La lecture que moi je fais de notre paysage politique actuel, elle est donc positive parce que je crois que chacun joue son rôle ; la majorité joue son rôle comme je vous l’ai dit, une majorité parlementaire est là pour soutenir une politique gouvernementale précise. L’opposition est dans son rôle aussi quand elle conteste. Maintenant, nous devrions toujours voir quel est l’intérêt du Burkina, c’est le plus important. Il n’y a pas de mauvais burkinabè et de bons burkinabè ; je veux dire qu’il n’y a pas les méchants dans la majorité et les saints dans l’opposition, ni l’inverse d’ailleurs. On est tous des cadres burkinabè, et je pense que c’est sain que nous débattions tel que le faisons actuellement. Mais restons dans les normes telles que prévues par notre Constitution et nos lois.

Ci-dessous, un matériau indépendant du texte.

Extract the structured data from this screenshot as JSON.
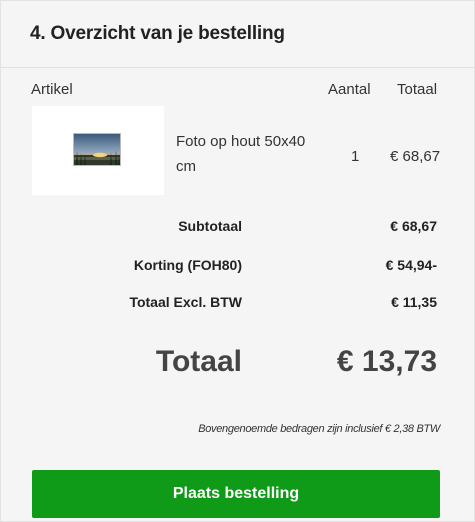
{
  "panel": {
    "title": "4. Overzicht van je bestelling"
  },
  "columns": {
    "artikel": "Artikel",
    "aantal": "Aantal",
    "totaal": "Totaal"
  },
  "items": [
    {
      "name": "Foto op hout 50x40 cm",
      "quantity": "1",
      "total": "€ 68,67",
      "thumbnail_icon": "sunset-landscape-photo"
    }
  ],
  "summary": {
    "subtotal_label": "Subtotaal",
    "subtotal_value": "€ 68,67",
    "discount_label": "Korting (FOH80)",
    "discount_value": "€ 54,94-",
    "excl_label": "Totaal Excl. BTW",
    "excl_value": "€ 11,35",
    "total_label": "Totaal",
    "total_value": "€ 13,73"
  },
  "note": "Bovengenoemde bedragen zijn inclusief € 2,38 BTW",
  "order_button": {
    "label": "Plaats bestelling",
    "color": "#0f9a17"
  }
}
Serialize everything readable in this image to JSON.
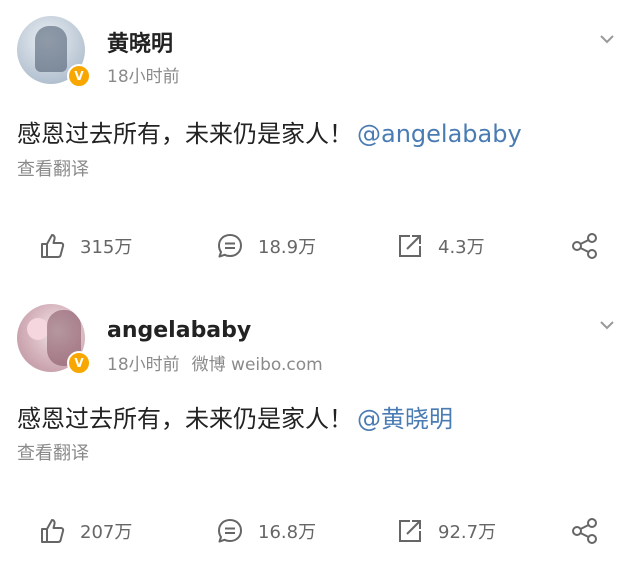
{
  "posts": [
    {
      "username": "黄晓明",
      "time": "18小时前",
      "source": "",
      "text": "感恩过去所有，未来仍是家人！",
      "mention": "@angelababy",
      "translate": "查看翻译",
      "verified_badge": "V",
      "likes": "315万",
      "comments": "18.9万",
      "reposts": "4.3万"
    },
    {
      "username": "angelababy",
      "time": "18小时前",
      "source": "微博 weibo.com",
      "text": "感恩过去所有，未来仍是家人！",
      "mention": "@黄晓明",
      "translate": "查看翻译",
      "verified_badge": "V",
      "likes": "207万",
      "comments": "16.8万",
      "reposts": "92.7万"
    }
  ],
  "colors": {
    "mention": "#4a7cb3",
    "meta": "#8a8a8a",
    "verified": "#f7a700"
  },
  "icons": [
    "like-icon",
    "comment-icon",
    "repost-icon",
    "share-icon",
    "chevron-down-icon",
    "verified-badge-icon"
  ]
}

Lefaso.net : Le CDP annonce une marche le 6 juillet prochain. Quelles en sont les raisons ?

MT : Alors, quand l’opposition a voulu marcher le samedi dernier, est-ce que vous leur avez posé cette question ?

Lefaso.net : Bien sûr

MT : Et qu’est-ce qu’ils ont dit ?

Lefaso.net : Que c’est normal de marcher pour dire non au Sénat qu’ils trouvent inutile et coûteux

MT : Alors, c’est normal pour le CDP aussi de marcher pour soutenir ; nous voulons faire fonctionner l’Etat, correctement.

S’il y a une partie de la population qui est contre le Sénat, il faut que les gens sachent qu’il y a une autre partie de cette même population qui est pour aussi ; sinon ce n’est plus équilibré là ! Il y a eu une marche de l’opposition, c’est tout à fait normal qu’il y ait une marche de la majorité. C’est ça la démocratie.